Ce 8 mars, pour la journée internationale de lutte pour les droits des femmes, de nombreuses manifestations sont organisées pour réclamer des mesures en faveur de l’égalité entre les sexes. Dans les cortèges, certaines couleurs, comme le violet et le vert, ressortent. Portées par les militantes féministes, elles s’inscrivent dans une histoire de luttes qui ne date pas seulement de ces dernières années. On vous explique d’où elles viennent et ce qu’elles symbolisent.

Une référence au mouvement des Suffragettes

Le violet, le vert, mais aussi le blanc sont des couleurs associées au mouvement féministe depuis plus d’un siècle. En effet, les premières occurrences datent du mouvement des Suffragettes, au Royaume-Uni, dans les années 1900. Alors qu’elles militent pour obtenir le droit de vote, ces femmes réfléchissent à la manière dont elles peuvent donner de la force et de la visibilité à leur cause. 

« Le mouvement pour le suffrage féminin, il avait commencé avant les années 1900, mais à partir du tournant du XXe siècle, les femmes ont cherché à adopter d’autres modes d’action pour être plus efficaces », explique Léa Dorion, enseignante-chercheuse à l’université Paris-Saclay et spécialiste des mouvements féministes. « Elles ont eu cette réflexion que des symboles visuels pourraient leur permettre de propager leurs idées de façon plus efficaces, de plus marquer les esprits. Elles ont donc développé une pratique visuelle, en tout cas, une identité vestimentaire qui mobilisaient le violet, le blanc et le vert », poursuit-elle.
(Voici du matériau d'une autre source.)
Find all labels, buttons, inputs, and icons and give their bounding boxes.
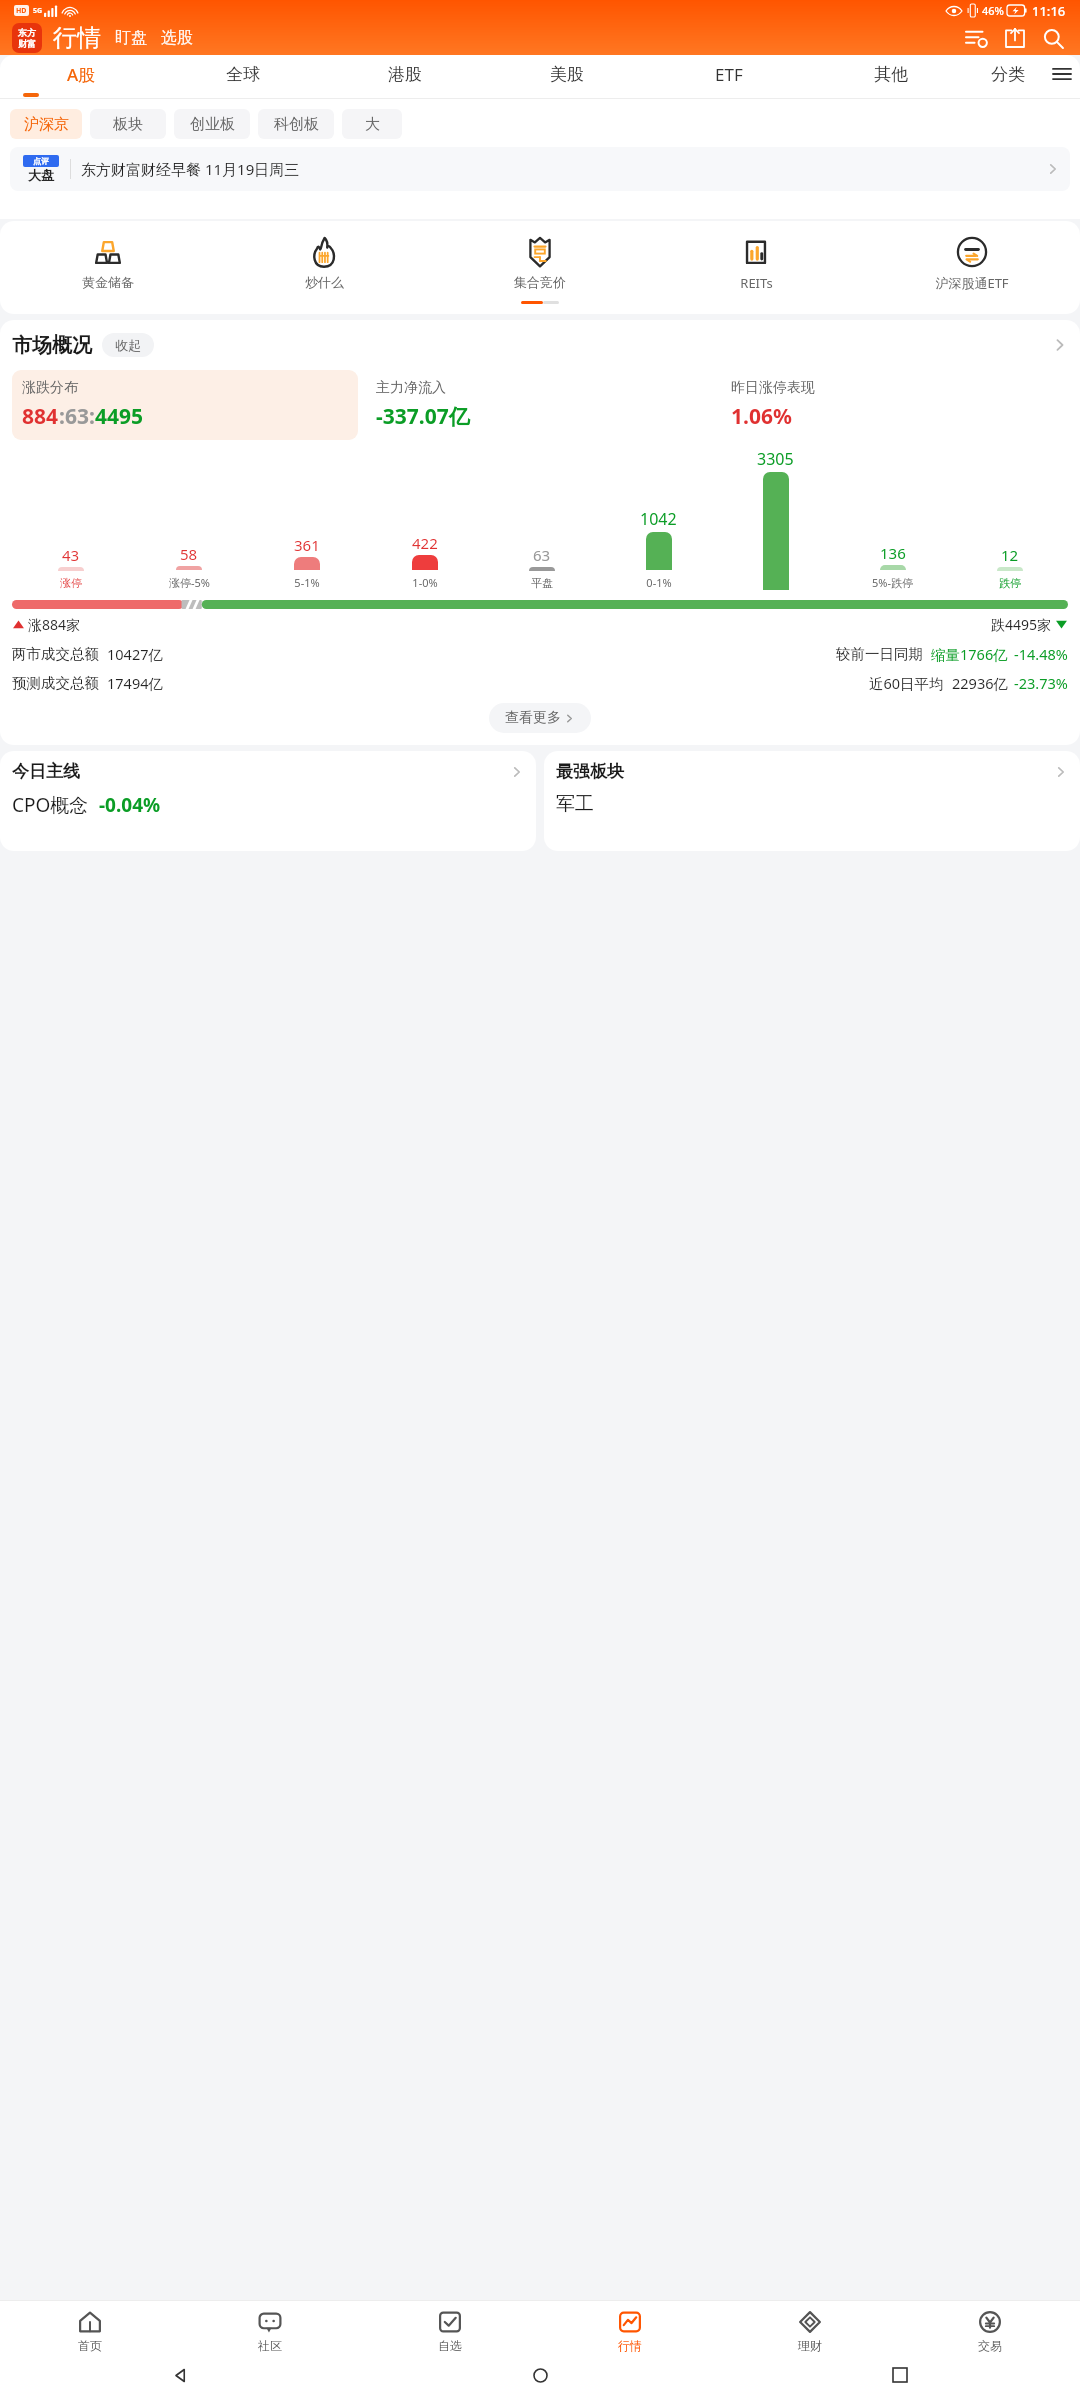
staticText: 两市成交总额: [12, 645, 99, 663]
staticText: 港股: [388, 64, 422, 85]
button[interactable]: 搜索: [1038, 23, 1068, 53]
staticText: 58: [180, 544, 198, 564]
button[interactable]: REITs: [648, 234, 864, 294]
button[interactable]: 昨日涨停表现: [721, 370, 1068, 440]
button[interactable]: 集合竞价: [432, 234, 648, 292]
staticText: 较前一日同期: [836, 645, 923, 663]
button[interactable]: 美股: [486, 55, 648, 93]
staticText: 分类: [991, 64, 1025, 85]
staticText: 市场概况: [12, 333, 92, 358]
staticText: 首页: [78, 2338, 102, 2353]
staticText: 美股: [550, 64, 584, 85]
staticText: 0-1%: [646, 575, 672, 590]
button[interactable]: 交易: [900, 2300, 1080, 2362]
button[interactable]: 板块: [90, 109, 166, 139]
staticText: 1042: [640, 508, 677, 530]
button[interactable]: 港股: [324, 55, 486, 93]
button[interactable]: 行情: [540, 2300, 720, 2362]
button[interactable]: 其他: [810, 55, 972, 93]
button[interactable]: 分类: [972, 55, 1044, 93]
staticText: 点评: [33, 156, 49, 166]
button[interactable]: 东方财富: [12, 23, 42, 53]
staticText: 11:16: [1032, 2, 1066, 20]
staticText: 5-1%: [294, 575, 320, 590]
button[interactable]: 查看更多: [489, 703, 591, 733]
staticText: 涨停: [60, 576, 82, 590]
staticText: REITs: [740, 274, 773, 292]
button[interactable]: 市场概况: [12, 320, 1068, 370]
staticText: 涨884家: [28, 615, 81, 634]
button[interactable]: 沪深京: [10, 109, 82, 139]
button[interactable]: 涨跌分布: [12, 370, 358, 440]
staticText: 422: [412, 533, 438, 553]
staticText: 最强板块: [556, 761, 624, 782]
staticText: 大: [365, 115, 380, 134]
button[interactable]: 主力净流入: [366, 370, 713, 440]
staticText: 预测成交总额: [12, 674, 99, 692]
staticText: CPO概念: [12, 792, 89, 818]
staticText: 科创板: [274, 115, 319, 134]
staticText: 查看更多: [505, 709, 561, 727]
button[interactable]: 分享: [1000, 23, 1030, 53]
staticText: 884: [22, 402, 59, 431]
button[interactable]: 首页: [0, 2300, 180, 2362]
button[interactable]: 创业板: [174, 109, 250, 139]
staticText: 板块: [113, 115, 143, 134]
button[interactable]: 行情: [53, 23, 101, 53]
staticText: 跌停: [999, 576, 1021, 590]
staticText: 行情: [53, 23, 101, 53]
staticText: 沪深京: [24, 115, 69, 134]
staticText: 行情: [618, 2338, 642, 2353]
staticText: 4495: [95, 402, 144, 431]
staticText: 361: [294, 535, 320, 555]
staticText: 1.06%: [731, 402, 792, 431]
button[interactable]: 今日主线: [0, 751, 536, 851]
staticText: 63: [533, 545, 551, 565]
staticText: HD: [16, 6, 27, 16]
button[interactable]: 自选: [360, 2300, 540, 2362]
button[interactable]: ETF: [648, 55, 810, 93]
button[interactable]: 大: [342, 109, 402, 139]
button[interactable]: 炒什么: [216, 234, 432, 292]
button[interactable]: 自选设置: [962, 23, 992, 53]
button[interactable]: 收起: [102, 333, 154, 357]
staticText: 跌4495家: [991, 615, 1052, 634]
staticText: 盯盘: [115, 28, 147, 48]
button[interactable]: A股: [0, 55, 162, 93]
staticText: 5G: [33, 6, 43, 16]
staticText: -337.07亿: [376, 402, 470, 431]
staticText: 缩量1766亿: [931, 644, 1008, 664]
staticText: -0.04%: [99, 792, 161, 818]
staticText: 近60日平均: [869, 673, 944, 693]
staticText: 136: [880, 543, 906, 563]
staticText: 社区: [258, 2338, 282, 2353]
button[interactable]: 科创板: [258, 109, 334, 139]
staticText: 黄金储备: [82, 274, 134, 290]
staticText: 军工: [556, 792, 594, 816]
staticText: 财富: [18, 38, 36, 49]
button[interactable]: 全球: [162, 55, 324, 93]
staticText: 12: [1001, 545, 1019, 565]
staticText: 涨跌分布: [22, 379, 78, 397]
button[interactable]: 最强板块: [544, 751, 1080, 851]
button[interactable]: 盯盘: [115, 24, 147, 52]
button[interactable]: 社区: [180, 2300, 360, 2362]
staticText: 主力净流入: [376, 379, 446, 397]
staticText: 今日主线: [12, 761, 80, 782]
staticText: 理财: [798, 2338, 822, 2353]
button[interactable]: 沪深股通ETF: [864, 234, 1080, 294]
button[interactable]: 黄金储备: [0, 234, 216, 292]
staticText: 集合竞价: [514, 274, 566, 290]
button[interactable]: 点评: [10, 147, 1070, 191]
button[interactable]: 选股: [161, 24, 193, 52]
staticText: 收起: [115, 337, 141, 353]
staticText: A股: [67, 63, 96, 86]
staticText: 东方财富财经早餐 11月19日周三: [81, 159, 300, 179]
staticText: -14.48%: [1014, 644, 1068, 664]
staticText: 43: [62, 545, 80, 565]
staticText: 22936亿: [952, 673, 1008, 693]
staticText: 平盘: [531, 576, 553, 590]
button[interactable]: 全部分类: [1044, 55, 1080, 93]
staticText: 自选: [438, 2338, 462, 2353]
button[interactable]: 理财: [720, 2300, 900, 2362]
Le choix se porte vers ces couleurs pour des raisons symboliques, le violet signifiant la dignité, le blanc, la pureté et le vert, l’espoir. Ce sont par ailleurs des couleurs assez communes dans le vestiaire féminin de l’époque et qui tranchent avec les vêtements masculins, plutôt sombres. Enfin, ces couleurs ont aussi l’avantage, à l’époque, de n’être pas encore associées à un mouvement politique particulier. « Le bleu, c’était la couleur des républicains, le rouge, plutôt celle des socialistes, des communistes, le noir, des anarchistes. L’idée, c’était de trouver des couleurs qui n’étaient pas déjà utilisées pour se démarquer de ces autres courants politiques », précise la chercheuse Léa Dorion.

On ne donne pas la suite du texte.